Glutamatrezeptor beeinflusst, wie sich Hirnzellen entwickeln
Bisher dachte man, dass dieses Protein nur bei Erwachsenen eine Rolle spielt. Doch das stimmt nicht.
© RUB, Marquard
Über ihre Ergebnisse berichten die Wissenschaftler um Dr. Alexander Jack und Prof. Dr. Petra Wahle von der Arbeitsgruppe Entwicklungsneurobiologie in der Fachzeitschrift Molecular Neurobiology.
Zellaktivität wirkt sich auf das Wachstum von Dendriten aus
Sie nutzten für ihre Versuche Zellen aus dem visuellen Kortex von Ratten. Den Kulturen, die sie im Labor ansetzten, fügten sie geringe Dosen Kainsäure zu. „Wir konnten beobachten, dass dadurch Zellen, die sich noch in einem sehr jungen Stadium befanden, viel aktiver wurden“, sagt Alexander Jack. Diese gesteigerte Aktivität wirkte sich wiederum auf das Wachstum einer ganz bestimmten Gruppe von Neuronen aus, den Pyramidenzellen. Bei ihnen wuchsen vermehrt die signalaufnehmenden Fortsätze, die sich vom Zellkörper Richtung Hirnrinde verzweigen.
„Wir haben daraufhin überlegt, welche Variante des Rezeptors dafür verantwortlich ist“, so Jack. Die Untereinheit GluK2 wurde als Hauptverdächtiger in den Fokus weiterer Experimente genommen. GluK2 ist schon seit langem dafür bekannt, die Erregbarkeit einzelner Neurone zu beeinflussen und somit auch zu steuern, wie aktiv ganze Netzwerke sind.
Neuer Forschungsansatz
Diese Funktionen sind im erwachsenen Gehirn besonders für höhere kognitive Funktionen wichtig. „Die Rolle von GluK2 in der frühen Reifung der Nervenzellen wurde bislang wenig untersucht“, erklärt Alexander Jack. Die Forscher brachten die Nervenzellen dazu, die Kainatrezeptoruntereinheit GluK2 vermehrt herzustellen. Sie beobachteten, dass diese manipulierten Zellen schon in einem frühen Entwicklungszeitfenster deutlich aktiver waren als normalerweise. Wie erwartet zeigten diese Zellen ebenfalls ein erhöhtes Wachstum ihrer Fortsätze.

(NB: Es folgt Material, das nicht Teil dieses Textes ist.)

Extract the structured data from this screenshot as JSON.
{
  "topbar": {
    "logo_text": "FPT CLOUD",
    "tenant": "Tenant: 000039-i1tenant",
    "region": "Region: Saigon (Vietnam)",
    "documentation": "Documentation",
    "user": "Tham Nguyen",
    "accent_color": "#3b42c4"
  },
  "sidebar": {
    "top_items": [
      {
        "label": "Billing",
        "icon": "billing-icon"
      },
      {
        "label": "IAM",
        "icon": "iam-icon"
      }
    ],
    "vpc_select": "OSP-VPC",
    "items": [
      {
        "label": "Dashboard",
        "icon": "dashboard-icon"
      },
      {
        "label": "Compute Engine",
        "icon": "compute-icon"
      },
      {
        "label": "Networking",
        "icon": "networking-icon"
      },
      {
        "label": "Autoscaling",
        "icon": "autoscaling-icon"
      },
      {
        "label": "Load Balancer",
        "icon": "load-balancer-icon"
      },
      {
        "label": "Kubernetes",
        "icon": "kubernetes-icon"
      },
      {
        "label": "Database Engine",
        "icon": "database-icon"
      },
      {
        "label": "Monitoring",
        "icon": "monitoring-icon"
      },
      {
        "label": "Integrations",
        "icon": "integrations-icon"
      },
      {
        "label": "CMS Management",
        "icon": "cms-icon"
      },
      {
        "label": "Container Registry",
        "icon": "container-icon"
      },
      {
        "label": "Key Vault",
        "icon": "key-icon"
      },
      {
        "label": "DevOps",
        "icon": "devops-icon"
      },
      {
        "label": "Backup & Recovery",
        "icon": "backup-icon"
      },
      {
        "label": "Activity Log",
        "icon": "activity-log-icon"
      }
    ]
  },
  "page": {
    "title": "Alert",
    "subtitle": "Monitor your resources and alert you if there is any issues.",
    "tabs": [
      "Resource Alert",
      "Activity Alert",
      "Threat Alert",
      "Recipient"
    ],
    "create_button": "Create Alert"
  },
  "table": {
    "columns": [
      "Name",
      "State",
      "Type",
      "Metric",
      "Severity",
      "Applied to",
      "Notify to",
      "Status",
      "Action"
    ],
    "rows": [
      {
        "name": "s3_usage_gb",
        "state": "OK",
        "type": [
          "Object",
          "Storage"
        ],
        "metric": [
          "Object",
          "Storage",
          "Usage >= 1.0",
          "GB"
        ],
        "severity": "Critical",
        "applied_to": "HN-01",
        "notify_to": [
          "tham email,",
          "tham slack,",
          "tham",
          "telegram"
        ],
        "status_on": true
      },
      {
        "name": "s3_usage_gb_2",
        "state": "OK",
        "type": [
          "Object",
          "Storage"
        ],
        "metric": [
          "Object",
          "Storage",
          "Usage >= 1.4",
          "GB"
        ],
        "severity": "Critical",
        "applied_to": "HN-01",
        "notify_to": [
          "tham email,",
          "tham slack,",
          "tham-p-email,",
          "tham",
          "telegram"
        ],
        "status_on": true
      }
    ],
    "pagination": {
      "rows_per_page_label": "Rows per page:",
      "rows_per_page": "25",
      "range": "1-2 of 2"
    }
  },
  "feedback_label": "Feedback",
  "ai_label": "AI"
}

Außerdem testeten die Forscher erfolgreich ein natürlich vorkommendes Protein, das an der Regulation von GluK2 beteiligt ist: die Tau Tubulin Kinase 2 (TTBK2). Sie sorgt dafür, dass Kainatrezeptoren, die die Untereinheit GluK2 besitzen, aus der Membran heraus in das Innere der Zelle gebracht werden, wo sie ihre Funktion nicht ausüben können. So verhindert der Körper, dass zu viele Nervenzellen erregt werden. Menschen, bei denen das Protein TTBK2 mutiert ist, leiden an einer Bewegungsstörung, der spinocerebellären Ataxie Typ 11. Bei ihnen kommt es im Spinocerebellum, einer Region im Kleinhirn, zu einer Übererregung und die betroffenen Neurone sterben ab. In den Experimenten der RUB-Biologen führte eine Vermehrung von TTBK2 dazu, dass die Neurone weniger erregt waren und ihre Fortsätze sich weniger verzweigten – das genaue Gegenteil der Effekte, die sie durch die Anreicherung der GluK2-Rezeptoreinheit hervorriefen.